"Please come home," wrote one teen. "May God be with you," wrote another. A third simply scrawled, "Stay Safe."
One floor up, an airy conference room has been transformed into a weekly drop-in center for students struggling with the pressure of having one or even two parents on duty in Iraq.
"Cumulative stress, that's what we're seeing," said Shirley M. Lips, the school's guidance counselor.
"There's more truancy and more illness. . . . I see more of an increase of kids being upset, going off on each other, shorter fuses all around. And the tears, they come quicker. These big guys just started [crying] last week," Lips said.
These are hard times for families left behind by troops serving extra-long tours of duty in Iraq. Despite the welcome news over the weekend that deposed Iraqi dictator Saddam Hussein had been captured, US military officials' sobering assessment is that the insurgents' attacks on US troops will continue.
Children have to deal with the ugly reality that a parent might not return.
Spouses have to struggle month after month as single parents, raising and comforting children while trying to keep their own fears in check.
"I don't watch the news, and if I hear or walk by something on Iraq, I don't look at it. It freaks me out," said Kerstin Madden, whose husband, Charles, is deployed in Iraq with the 21st Theater Support Command, 200th Materiel Management Center.
"I can't show my emotions in front of the children; I have to wait until they go to bed to let myself go," said Madden, 32, as she laid out dinner for her two children in the family's apartment on the Sembach Annex base.
If there is opposition to the US operation in Iraq, it is not easy to find on the nearly two dozen Army and Air Force bases known as K-Town, or the Kaiserslautern Military Community, located in southwestern Germany.
The occasional letter in the military's daily Stars and Stripes newspaper complains about how the Iraq war was decided and carried out, but for the most part the focus is on soldiers' jobs and the hope that they return safely.
"I think [the operation] is worth it. . . . I don't know if every single thing is worth it, but that's what he signed up to do, and I'll defend him," said Nekashe Faulk, 32, whose husband was deployed to Iraq almost a year ago with the First Armored Division.
"I tell my children not everybody is as fortunate as we are, not everybody has the same beliefs and freedoms, and that's what your dad is doing, fighting to give others the same freedoms," said Faulk, who lives with the couple's two children in military housing in Baumholder.
Military life has always been hard on spouses. Families are frequently uprooted and relocated. Deployments to far-flung places separate people for months at a time, and every military operation entails risks.

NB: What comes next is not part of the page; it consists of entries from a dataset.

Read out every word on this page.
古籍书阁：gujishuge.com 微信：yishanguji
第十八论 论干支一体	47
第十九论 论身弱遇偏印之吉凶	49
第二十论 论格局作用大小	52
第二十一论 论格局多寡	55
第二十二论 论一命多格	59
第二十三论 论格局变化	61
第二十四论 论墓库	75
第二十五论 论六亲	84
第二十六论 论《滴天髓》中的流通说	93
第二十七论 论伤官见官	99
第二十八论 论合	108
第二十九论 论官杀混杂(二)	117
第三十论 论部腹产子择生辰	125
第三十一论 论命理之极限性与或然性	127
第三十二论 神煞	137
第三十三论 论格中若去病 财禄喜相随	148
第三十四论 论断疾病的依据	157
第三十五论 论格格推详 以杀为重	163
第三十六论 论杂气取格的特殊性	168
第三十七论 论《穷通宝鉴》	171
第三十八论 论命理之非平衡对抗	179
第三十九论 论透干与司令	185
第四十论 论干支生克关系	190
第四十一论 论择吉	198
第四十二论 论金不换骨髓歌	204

But the current operation in Iraq has added new tensions and fears to this already difficult life. In the US European Command, the percentage of soldiers deployed as part of the Iraq operation has at times risen to nearly 50 percent, said a military official.

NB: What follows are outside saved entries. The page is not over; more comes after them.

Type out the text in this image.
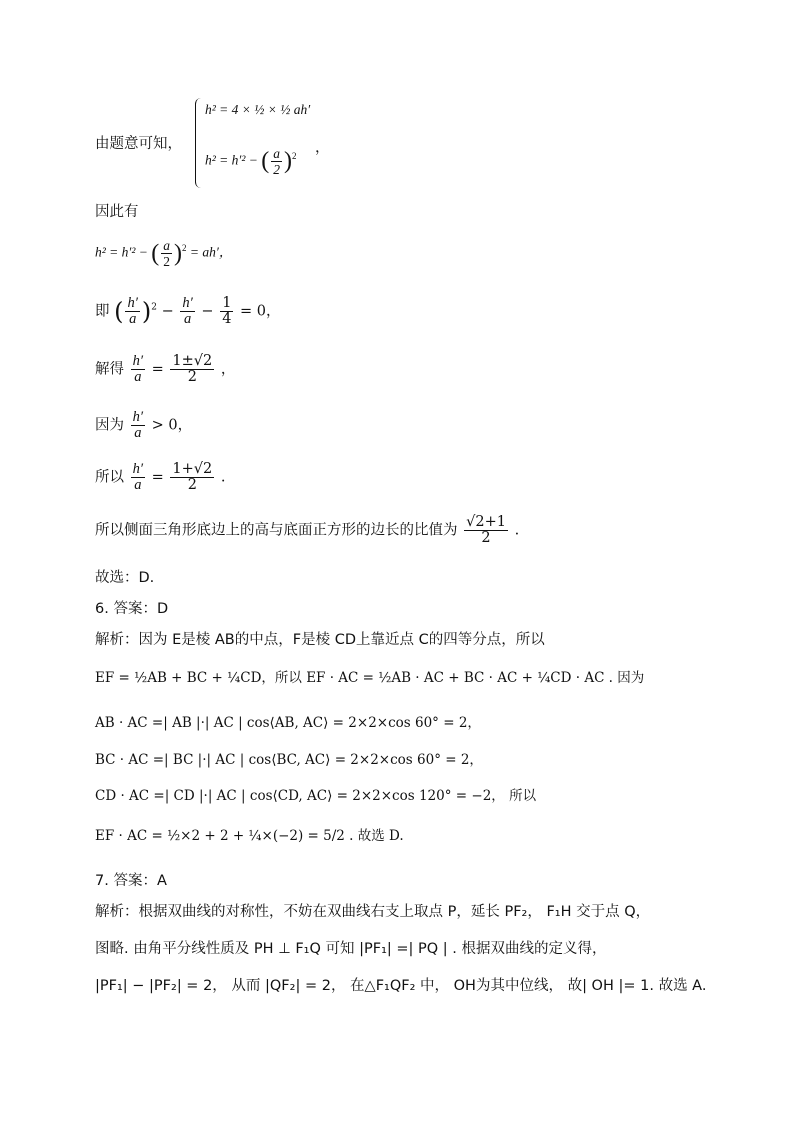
由题意可知，
h² = 4 × ½ × ½ ah′
h² = h′² − ( $\frac{a}{2} )^2$
，
因此有
h² = h′² − ( $\frac{a}{2} )^2 = ah'$，
即 ( $\frac{h'}{a} )^2 - \frac{h'}{a} - \frac{1}{4} = 0$，
解得 $\frac{h'}{a} = \frac{1\pm√2}{2}$ ，
因为 $\frac{h'}{a} > 0$，
所以 $\frac{h'}{a} = \frac{1+√2}{2}$ .
所以侧面三角形底边上的高与底面正方形的边长的比值为 $\frac{√2+1}{2}$ .
故选：D.
6. 答案：D
解析：因为 E是棱 AB的中点，F是棱 CD上靠近点 C的四等分点，所以
EF = ½AB + BC + ¼CD，所以 EF · AC = ½AB · AC + BC · AC + ¼CD · AC . 因为
AB · AC =| AB |·| AC | cos⟨AB, AC⟩ = 2×2×cos 60° = 2，
BC · AC =| BC |·| AC | cos⟨BC, AC⟩ = 2×2×cos 60° = 2，
CD · AC =| CD |·| AC | cos⟨CD, AC⟩ = 2×2×cos 120° = −2， 所以
EF · AC = ½×2 + 2 + ¼×(−2) = 5/2 . 故选 D.
7. 答案：A
解析：根据双曲线的对称性，不妨在双曲线右支上取点 P，延长 PF₂， F₁H 交于点 Q，
图略. 由角平分线性质及 PH ⊥ F₁Q 可知 |PF₁| =| PQ | . 根据双曲线的定义得，
|PF₁| − |PF₂| = 2， 从而 |QF₂| = 2， 在△F₁QF₂ 中， OH为其中位线， 故| OH |= 1. 故选 A.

Tours of duty running up to 12 months will probably have to be repeated, given the military commitments the United States will have in Iraq for some time.
The danger from guerrillas is higher than that faced by soldiers in recent missions -- Bosnia, Kosovo, and Afghanistan.
"It's nerve-wracking, turning on the television and seeing what's happening [in Iraq] on the news every day," said Brandi Inman, whose husband, Christopher, left for Iraq in early October, leaving her alone with four children under age 7.
"But I don't regret his decision to join up. This is his dream, to be in the military, and he's happy. And I can't take away his dream," she said, spooning baby food into the mouth of their 7-month-old daughter in the family's sparsely decorated apartment on the Sembach base.
The military has worked hard to address the problems that arise when soldiers are away from home for so long.
A special, mandatory seminar for soldiers before they deploy advises them on things they need to check before they go, such as having a will and ensuring that a spouse knows how to access accounts and pay bills.
The seminar also talks about how upon their return family life may not be as the soldier imagined and, if not handled sensitively, could lead to conflict.
The issue of postcombat stress gained more attention after three soldiers newly returned from Afghanistan killed their wives at Fort Bragg, N.C., in 2002.
"I think there's a challenge that always exists when returning, and the person who has been away needs to step back and see what changes have taken place between then and now," said Major Laurence Holgate, 45, in a telephone interview from Iraq, where he isdeployed as part of the 21st Theater Support Command.
"You can't just walk into the house and say, `I want it to happen like this,' " said Holgate, whose wife and two children live in Kaiserslautern town.
Recently, in recognition that easing back into family life may pose challenges, the Army recently mandated half-days of work the first week back for soldiers returning to European bases from deployment.
Military units also have emphasized their voluntary family support groups -- some started recently -- to maintain close contact with those whose spouses are in Iraq.
These groups do everything from collecting money for Christmas gifts for young families who might be pressed for cash to regularly checking on other spouses to make sure they are doing all right, said participants in the family readiness groups.
"The basic idea is that if you can keep the spouses happy, you can keep the military guy happy," said Denise C. Calabria, public affairs specialist with the 21st Theater Support Command. "Then they are not all stressed out and can do a better job."